While there was indeed a fair bit of support to keep the building, most people didn’t seem to mind it being torn down. In particular the board of the adjacent Egyptian Museum was keen to see it go. The NDP-building was build uncomfortably close to the museum and the board has plans to realise some pleasant gardens next to its premises. Others argued that the demolition of the building would create the opportunity to finally connect Tahrir directly to the Nile waterfront. Whatever people’s opinions, it seemed quite unlikely that Egypt’s current regime, headed by coup leader turned president Abdel Fattah el-Sisi since the summer of 2013, would take them into account. Not only has the regime become more confident to rule as it sees fit in recent times, it also owns the building and the land since all NDP’s properties and assets reverted to the state after the party was dissolved by court order in April 2011. Although officials have briefly mentioned a plan for a revolution-memorial-cum-botanical-garden, the government has in recent months been speeding up procedures to officially delist the building, among others by coercing the responsible organisation. In the spring of 2015 it was announced that the building will be demolished by the army’s engineering authority and probably be replaced by a public park.
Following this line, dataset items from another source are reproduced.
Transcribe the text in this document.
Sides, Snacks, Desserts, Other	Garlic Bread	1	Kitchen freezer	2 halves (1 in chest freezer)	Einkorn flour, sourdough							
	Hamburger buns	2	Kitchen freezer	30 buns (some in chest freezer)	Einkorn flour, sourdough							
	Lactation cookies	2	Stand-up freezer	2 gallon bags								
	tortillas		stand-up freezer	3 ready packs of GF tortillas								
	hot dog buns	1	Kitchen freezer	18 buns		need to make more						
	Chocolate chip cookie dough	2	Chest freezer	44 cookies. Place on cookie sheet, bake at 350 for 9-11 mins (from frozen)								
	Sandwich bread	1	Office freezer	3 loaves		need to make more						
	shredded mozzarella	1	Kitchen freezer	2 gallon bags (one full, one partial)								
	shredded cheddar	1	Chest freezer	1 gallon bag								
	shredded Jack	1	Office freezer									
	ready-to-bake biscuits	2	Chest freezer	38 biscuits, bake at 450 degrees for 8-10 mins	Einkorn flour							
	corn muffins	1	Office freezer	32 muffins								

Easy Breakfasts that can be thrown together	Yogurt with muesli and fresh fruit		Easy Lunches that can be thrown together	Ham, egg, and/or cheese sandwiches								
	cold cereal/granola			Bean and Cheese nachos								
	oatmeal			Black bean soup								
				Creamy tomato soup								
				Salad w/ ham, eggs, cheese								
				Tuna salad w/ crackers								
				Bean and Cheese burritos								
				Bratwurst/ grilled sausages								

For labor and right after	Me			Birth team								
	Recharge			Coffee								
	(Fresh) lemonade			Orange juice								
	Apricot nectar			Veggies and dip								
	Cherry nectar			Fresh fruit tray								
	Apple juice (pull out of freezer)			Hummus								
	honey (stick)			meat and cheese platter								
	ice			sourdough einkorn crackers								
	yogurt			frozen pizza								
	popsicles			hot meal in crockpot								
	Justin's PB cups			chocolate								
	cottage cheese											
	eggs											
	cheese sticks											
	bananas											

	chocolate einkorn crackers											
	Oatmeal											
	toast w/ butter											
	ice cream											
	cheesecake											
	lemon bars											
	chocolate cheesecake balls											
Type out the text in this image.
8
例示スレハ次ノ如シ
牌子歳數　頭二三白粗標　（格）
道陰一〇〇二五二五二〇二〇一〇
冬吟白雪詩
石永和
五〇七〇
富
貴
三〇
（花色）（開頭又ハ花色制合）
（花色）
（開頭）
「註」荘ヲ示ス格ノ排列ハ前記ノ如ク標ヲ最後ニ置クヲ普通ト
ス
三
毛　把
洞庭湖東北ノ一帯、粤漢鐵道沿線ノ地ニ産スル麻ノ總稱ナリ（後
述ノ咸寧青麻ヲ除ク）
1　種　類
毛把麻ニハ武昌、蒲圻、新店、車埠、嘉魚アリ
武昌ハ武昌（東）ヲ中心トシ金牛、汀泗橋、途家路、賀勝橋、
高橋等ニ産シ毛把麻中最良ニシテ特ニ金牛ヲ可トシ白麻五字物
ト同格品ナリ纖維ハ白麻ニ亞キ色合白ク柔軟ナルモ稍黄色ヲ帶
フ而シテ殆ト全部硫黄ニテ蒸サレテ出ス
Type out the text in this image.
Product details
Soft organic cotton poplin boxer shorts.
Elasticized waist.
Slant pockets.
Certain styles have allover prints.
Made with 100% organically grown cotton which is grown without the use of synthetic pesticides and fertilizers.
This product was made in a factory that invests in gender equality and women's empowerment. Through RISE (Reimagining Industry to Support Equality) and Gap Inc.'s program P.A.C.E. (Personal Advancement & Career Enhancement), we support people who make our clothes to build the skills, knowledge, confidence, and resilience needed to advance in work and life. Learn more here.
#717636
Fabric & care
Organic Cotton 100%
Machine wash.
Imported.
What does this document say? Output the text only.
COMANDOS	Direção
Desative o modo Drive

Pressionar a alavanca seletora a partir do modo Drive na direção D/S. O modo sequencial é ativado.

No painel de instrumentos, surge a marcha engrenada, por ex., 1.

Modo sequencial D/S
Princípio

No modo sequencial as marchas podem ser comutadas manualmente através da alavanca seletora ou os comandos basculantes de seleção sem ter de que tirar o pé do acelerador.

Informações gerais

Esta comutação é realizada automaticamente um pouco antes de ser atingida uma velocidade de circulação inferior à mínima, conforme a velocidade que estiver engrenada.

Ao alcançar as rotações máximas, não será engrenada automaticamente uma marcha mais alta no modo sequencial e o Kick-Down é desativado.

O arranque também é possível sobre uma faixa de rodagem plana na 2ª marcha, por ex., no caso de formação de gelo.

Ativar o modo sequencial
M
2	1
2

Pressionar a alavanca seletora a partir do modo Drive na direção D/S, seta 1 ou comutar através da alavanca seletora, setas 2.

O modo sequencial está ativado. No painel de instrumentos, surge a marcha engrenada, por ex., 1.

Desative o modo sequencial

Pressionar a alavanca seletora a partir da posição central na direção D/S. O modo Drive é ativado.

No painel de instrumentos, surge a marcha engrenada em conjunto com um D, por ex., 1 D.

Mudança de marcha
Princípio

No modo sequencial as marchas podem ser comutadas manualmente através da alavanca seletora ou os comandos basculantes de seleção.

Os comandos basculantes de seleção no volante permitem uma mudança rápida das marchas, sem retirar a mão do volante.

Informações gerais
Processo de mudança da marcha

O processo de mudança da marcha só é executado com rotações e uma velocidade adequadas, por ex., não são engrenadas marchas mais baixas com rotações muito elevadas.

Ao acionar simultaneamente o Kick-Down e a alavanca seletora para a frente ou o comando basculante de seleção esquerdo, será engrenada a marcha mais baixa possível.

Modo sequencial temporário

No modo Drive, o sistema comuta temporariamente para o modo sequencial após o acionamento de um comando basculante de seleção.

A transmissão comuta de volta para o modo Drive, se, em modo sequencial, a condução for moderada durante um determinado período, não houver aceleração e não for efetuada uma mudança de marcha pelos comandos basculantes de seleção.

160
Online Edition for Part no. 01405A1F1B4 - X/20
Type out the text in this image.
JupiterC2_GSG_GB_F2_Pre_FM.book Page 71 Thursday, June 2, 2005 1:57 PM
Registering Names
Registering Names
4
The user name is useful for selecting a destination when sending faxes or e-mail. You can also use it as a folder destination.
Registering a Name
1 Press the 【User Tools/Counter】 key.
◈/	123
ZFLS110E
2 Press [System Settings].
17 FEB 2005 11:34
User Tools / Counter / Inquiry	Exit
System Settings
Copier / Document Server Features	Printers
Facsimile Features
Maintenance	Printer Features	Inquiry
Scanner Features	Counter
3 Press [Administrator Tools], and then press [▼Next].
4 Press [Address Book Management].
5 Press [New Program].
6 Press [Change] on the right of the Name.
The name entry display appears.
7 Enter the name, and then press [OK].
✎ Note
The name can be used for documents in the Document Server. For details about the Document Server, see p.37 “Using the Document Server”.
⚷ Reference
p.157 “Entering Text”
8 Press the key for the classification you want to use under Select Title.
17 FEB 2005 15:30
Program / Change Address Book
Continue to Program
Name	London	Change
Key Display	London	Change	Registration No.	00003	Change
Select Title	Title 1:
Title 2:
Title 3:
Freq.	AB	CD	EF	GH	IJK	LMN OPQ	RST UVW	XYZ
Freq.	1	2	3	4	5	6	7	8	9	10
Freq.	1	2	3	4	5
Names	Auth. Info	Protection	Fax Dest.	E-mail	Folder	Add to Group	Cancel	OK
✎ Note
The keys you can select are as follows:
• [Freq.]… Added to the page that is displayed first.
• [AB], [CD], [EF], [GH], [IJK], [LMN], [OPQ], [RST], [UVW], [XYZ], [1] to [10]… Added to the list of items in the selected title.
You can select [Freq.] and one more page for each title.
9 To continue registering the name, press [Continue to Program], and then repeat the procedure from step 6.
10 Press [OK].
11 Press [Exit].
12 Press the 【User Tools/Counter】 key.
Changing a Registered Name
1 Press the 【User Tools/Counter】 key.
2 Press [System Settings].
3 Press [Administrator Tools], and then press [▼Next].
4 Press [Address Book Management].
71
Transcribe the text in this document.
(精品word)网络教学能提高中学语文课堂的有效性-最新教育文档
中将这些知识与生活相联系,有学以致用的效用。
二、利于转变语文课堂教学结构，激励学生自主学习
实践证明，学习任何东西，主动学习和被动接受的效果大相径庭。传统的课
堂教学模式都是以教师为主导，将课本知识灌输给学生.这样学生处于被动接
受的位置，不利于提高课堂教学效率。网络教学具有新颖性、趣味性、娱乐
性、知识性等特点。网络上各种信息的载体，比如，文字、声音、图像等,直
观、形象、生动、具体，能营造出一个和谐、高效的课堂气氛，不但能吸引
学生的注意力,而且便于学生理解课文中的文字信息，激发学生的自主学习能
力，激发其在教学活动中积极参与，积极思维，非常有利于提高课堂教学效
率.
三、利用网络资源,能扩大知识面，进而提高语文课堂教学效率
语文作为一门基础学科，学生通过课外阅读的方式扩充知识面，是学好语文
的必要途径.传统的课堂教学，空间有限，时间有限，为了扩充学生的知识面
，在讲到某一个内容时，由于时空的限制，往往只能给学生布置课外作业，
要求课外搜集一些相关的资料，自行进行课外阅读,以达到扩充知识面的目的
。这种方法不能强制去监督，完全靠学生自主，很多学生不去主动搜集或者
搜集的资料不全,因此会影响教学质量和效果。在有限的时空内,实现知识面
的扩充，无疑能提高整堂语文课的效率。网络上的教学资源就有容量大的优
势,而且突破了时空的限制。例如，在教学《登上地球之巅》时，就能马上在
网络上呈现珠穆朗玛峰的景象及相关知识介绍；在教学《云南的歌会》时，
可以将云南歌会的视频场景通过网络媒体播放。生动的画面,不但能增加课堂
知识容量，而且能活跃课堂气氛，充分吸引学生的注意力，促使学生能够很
In the last days of May 2015, workers suddenly arrived on the site to begin with a demolition process that will take at least three months. In the end, the NDP-building has not so much become the victim of a structural deficit or the Egyptian people’s lack of interest in modernist architecture, but rather of the successful attempts of the new regime to assert its authoritarian position and to erase all remnants of the revolution. All demonstrations are forbidden, the Muslim Brotherhood has been wiped out and revolutionaries are sentenced to years in prison or even death. A counter revolution is being implemented, which is masked by both a strong propaganda machine as well as, interestingly, all kinds of large engineering projects and spatial interventions. In March 2015, the NDP-building was temporarily covered with a life size banner announcing Egypt The Future, an economic development conference where plans for a new capital city where presented. Since, it has also announced a new civil airport, the accelerated construction of the second Suez Canal and the re-opening of the Tahrir metro station, which has been closed for the last few years for ‘security reasons’. Although the banner and its delusional message of ‘progress’ did not survive a mid-spring sandstorm, the current regime seems unstoppable and the demolition of the NDP-building is yet another political, spatial and visual milestone in their struggle for power.